Time-honored adventures of the Hainanese in Southeast Asia

By Chen Shumin / HICN / Updated: 13:24,22-August-2021

The people of Hainan have a long tradition of trading and doing business in Southeast Asia, or Nanyang. The geographic features and socio-economic conditions in Hainan, including natural disasters and wars, drove generations of its people to venture out across the ocean to Southeast Asia to make a living. A large number of trade guilds developed subsequently, helping the island to adopt an export-oriented development model.

The emigrants left their hometown, went far to a foreign country, and made a living or realized their dreams there. The trend of generations of Hainanese or overseas Hainanese availing of the opportunities created by global economic and cultural development to carve out new living spaces and job opportunities for themselves has become a unique characteristic of the island with the passage of time.  
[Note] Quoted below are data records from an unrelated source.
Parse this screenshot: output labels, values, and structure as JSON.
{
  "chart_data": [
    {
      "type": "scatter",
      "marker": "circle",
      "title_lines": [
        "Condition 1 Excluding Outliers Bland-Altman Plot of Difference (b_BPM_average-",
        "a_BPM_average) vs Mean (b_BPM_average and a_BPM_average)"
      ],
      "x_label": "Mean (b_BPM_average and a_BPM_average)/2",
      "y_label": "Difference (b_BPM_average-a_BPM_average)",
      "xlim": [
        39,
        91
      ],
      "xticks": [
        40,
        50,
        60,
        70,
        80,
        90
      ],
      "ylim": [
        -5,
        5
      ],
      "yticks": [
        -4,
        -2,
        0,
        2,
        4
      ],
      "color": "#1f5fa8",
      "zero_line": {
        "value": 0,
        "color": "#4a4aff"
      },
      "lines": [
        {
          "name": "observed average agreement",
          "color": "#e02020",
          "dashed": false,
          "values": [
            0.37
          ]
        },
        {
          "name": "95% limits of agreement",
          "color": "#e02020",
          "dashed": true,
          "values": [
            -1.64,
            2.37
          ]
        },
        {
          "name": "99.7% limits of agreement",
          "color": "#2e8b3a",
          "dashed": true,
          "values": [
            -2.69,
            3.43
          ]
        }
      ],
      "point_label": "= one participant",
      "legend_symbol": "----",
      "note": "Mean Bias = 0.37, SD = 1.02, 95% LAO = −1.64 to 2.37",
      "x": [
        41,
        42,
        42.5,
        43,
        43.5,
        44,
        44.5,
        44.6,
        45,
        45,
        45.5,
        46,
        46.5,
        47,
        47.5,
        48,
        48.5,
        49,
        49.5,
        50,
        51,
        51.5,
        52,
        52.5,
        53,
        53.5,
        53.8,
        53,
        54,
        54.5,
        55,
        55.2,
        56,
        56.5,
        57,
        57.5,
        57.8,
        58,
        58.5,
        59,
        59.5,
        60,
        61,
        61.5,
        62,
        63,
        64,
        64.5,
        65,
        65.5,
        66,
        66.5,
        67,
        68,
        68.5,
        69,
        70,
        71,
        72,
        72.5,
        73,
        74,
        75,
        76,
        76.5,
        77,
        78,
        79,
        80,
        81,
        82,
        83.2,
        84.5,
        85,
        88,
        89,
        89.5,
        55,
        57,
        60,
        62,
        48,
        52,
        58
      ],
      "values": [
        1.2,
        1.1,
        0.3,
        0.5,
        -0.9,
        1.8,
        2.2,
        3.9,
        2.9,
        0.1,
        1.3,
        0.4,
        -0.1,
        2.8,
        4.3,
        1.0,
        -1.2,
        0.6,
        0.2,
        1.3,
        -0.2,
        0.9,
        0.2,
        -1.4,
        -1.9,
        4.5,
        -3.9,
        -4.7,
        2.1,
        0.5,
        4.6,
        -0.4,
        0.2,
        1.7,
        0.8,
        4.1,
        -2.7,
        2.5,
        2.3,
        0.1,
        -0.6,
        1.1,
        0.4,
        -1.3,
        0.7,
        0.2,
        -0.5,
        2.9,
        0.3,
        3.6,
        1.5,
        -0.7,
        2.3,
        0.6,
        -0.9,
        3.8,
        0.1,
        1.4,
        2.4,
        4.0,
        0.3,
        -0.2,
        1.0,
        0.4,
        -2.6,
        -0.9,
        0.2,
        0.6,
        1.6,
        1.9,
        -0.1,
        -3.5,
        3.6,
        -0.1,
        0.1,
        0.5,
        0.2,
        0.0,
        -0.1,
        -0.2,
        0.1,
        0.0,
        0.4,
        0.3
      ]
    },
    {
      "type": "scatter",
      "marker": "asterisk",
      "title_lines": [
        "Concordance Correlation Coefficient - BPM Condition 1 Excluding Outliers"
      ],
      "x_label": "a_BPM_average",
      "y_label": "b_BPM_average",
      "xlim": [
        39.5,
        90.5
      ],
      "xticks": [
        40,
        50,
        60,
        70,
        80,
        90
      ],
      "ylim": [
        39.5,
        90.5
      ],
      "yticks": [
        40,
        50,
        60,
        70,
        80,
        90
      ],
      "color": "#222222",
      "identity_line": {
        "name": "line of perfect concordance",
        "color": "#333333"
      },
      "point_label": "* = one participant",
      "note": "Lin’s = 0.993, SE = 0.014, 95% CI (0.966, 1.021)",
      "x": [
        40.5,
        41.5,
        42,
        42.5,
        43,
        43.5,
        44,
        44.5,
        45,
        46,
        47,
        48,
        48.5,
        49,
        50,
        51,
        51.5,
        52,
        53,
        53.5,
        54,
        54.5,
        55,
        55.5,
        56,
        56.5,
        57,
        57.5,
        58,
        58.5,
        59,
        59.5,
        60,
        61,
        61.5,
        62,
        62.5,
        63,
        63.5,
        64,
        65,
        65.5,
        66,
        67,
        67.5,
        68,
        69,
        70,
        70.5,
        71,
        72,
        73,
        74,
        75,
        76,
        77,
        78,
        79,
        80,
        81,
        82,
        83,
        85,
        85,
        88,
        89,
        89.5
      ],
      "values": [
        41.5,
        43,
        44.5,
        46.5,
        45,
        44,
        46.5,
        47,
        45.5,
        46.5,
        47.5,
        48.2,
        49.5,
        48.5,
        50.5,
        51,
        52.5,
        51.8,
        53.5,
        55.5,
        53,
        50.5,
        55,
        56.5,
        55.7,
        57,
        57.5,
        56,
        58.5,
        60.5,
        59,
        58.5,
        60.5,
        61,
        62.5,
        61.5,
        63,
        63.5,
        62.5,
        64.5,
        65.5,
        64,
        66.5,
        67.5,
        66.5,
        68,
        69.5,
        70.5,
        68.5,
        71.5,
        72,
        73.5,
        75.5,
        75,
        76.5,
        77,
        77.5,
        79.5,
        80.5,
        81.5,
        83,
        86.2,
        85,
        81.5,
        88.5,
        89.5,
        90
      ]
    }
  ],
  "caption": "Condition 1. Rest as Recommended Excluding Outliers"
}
These daring people have played an important role in promoting the maritime business culture of the Hainanese across the world, and their spirit of adventure has encouraged others in various fields.

An aerial view of Qinglan Port in Wenchang, from where many Hainanese historically set out for Southeast Asia. (Photo by Yuan Chen)

In the Tang Dynasty (618-907), when China developed its relations with foreign countries unprecedentedly with frequent exchanges, especially with Southeast Asia, Hainan, located at the center of the South China Sea’s central and western routes, boasted rich native tropical products. It established close, extensive ties with many Southeast Asian countries, which enabled the Hainanese to emigrate to these countries.

By the end of the Song Dynasty (960-1279), the trade between Hainan and Southeast Asia had reached a considerable scale. During this time, the island’s products, such as agarwood, betel nuts, rosewood and galangal or Siamese ginger, became frequent bulk exports shipped by sea.

Although the Ming Dynasty (1368-1644) Government implemented a strict sea trade ban policy, it was unable to cut off private trade. Thanks to Hainan’s unique geographic conditions, its trade with Southeast Asia continued to thrive.

Wenchang’s Puqian Port, one of the major ports from where Hainanese used to set sail for Southeast Asia in the past. (Photo by Feng Shuo)

In 1730, when the sea trade ban was partly lifted, another tide of emigration occurred from the island. Groups of adventurers went to Nanyang by sail boat or fishing boat from Puqian Port and Qinglan Port in Wenchang in northeast Hainan, as well as from Tanmen Port and Bo’ao Port in Qionghai on the east coast of the island.

When China’s War of Resistance against Japanese Aggression started in 1937, a number of Hainanese fled to Southeast Asia with their families to avoid the upheavals that would follow when the Japanese troops invaded the island.

In addition, statistics show that Hainan saw another increase in emigration since China’s reform and opening up began in 1978.

The Old Street in Puqian Town, Wenchang (Photo by Feng Shuo)

The emigration from Hainan to Southeast Asia is one of the three major waves of migration in the history of modern China (1840-1949). The other two were from Shandong Province in east China to the northeast and from Shanxi Province in north China to the northwest.

According to the records, the three cities and counties in Hainan with the highest number of people venturing to Nanyang are Wenchang, Qionghai and Wanning. Today, almost every village on the eastern coast of Hainan has relatives living overseas and the links with these overseas relatives are still going strong.